Anna i Wroński, przyjechawszy do Petersburga, stanęli w jednym z pierwszych hoteli; Wroński na parterze, a Anna z dzieckiem, mamką i ze służącą na pierwszem piętrze w dużym apartamencie, składającym się z czterech pokoi.
Wroński natychmiast po przyjeździe pojechał do brata i spotkał się u niego z matką, która przyjechała na parę dni z Moskwy.

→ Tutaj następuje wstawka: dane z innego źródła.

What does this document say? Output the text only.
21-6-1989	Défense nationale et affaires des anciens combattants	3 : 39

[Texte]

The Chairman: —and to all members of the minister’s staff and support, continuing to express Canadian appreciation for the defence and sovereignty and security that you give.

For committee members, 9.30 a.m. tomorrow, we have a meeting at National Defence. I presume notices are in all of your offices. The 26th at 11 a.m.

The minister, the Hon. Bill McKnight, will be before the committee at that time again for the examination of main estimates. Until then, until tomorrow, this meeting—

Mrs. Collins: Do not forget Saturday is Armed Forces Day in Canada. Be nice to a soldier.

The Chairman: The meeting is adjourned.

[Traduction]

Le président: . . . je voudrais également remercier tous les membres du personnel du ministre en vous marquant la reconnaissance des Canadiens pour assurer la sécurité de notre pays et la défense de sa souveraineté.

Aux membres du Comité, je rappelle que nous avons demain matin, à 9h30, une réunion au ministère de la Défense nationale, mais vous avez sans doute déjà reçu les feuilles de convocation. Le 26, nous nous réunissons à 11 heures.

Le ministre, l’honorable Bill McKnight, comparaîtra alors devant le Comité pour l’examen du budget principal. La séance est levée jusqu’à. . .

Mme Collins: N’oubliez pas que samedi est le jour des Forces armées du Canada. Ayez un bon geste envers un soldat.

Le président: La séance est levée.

Matka i bratowa przyjęły go jak zwykle, wypytywały się o wrażenia z podróży za granicę, rozmawiały o wspólnych znajomych, lecz ani jednem słowem nie wspomniały o jego związku z Anną. Brat zaś przyjechał na drugi dzień rano do Wrońskiego, pierwszy zapytał go o Annę, i Aleksiej Wroński wręcz odpowiedział mu, że zapatruje się na swój stosunek z Anną, jak na małżeństwo, że spodziewa się uzyskać rozwód i wtedy ożeni się z nią, a tymczasem uważa ją za swoją żonę i prosi zakomunikować to matce i bratowej.
— Jeżeli świat ma inny pogląd, to nic mnie to nie obchodzi — rzekł Wroński — jeżeli jednak najbliżsi chcą utrzymywać ze mną stosunki pokrewieństwa, powinni być w takich samych stosunkach i z moją żoną.
Starszy brat, szanujący zawsze zapatrywania się młodszego, nie wiedział dobrze, czy Aleksiej ma racyę, czy też myli się, dopiero wtedy miał się przekonać o tem, gdy sfery towarzyskie wypowiedzą swe zdanie; sam zaś osobiście nic nie miał przeciwko temu i razem z Aleksiejem poszedł do Anny.
Wroński, jak zwykle przy osobach trzecich, mówił Annie „pani“ i zachowywał się względem niej, jak względem bliskiej znajomej; wszyscy jednak dawali do zrozumienia, iż wiadomo, że brat zna ich prawdziwy stosunek i zupełnie otwarcie rozmawiano o tem, że Anna jedzie z Wrońskim do jego majątku.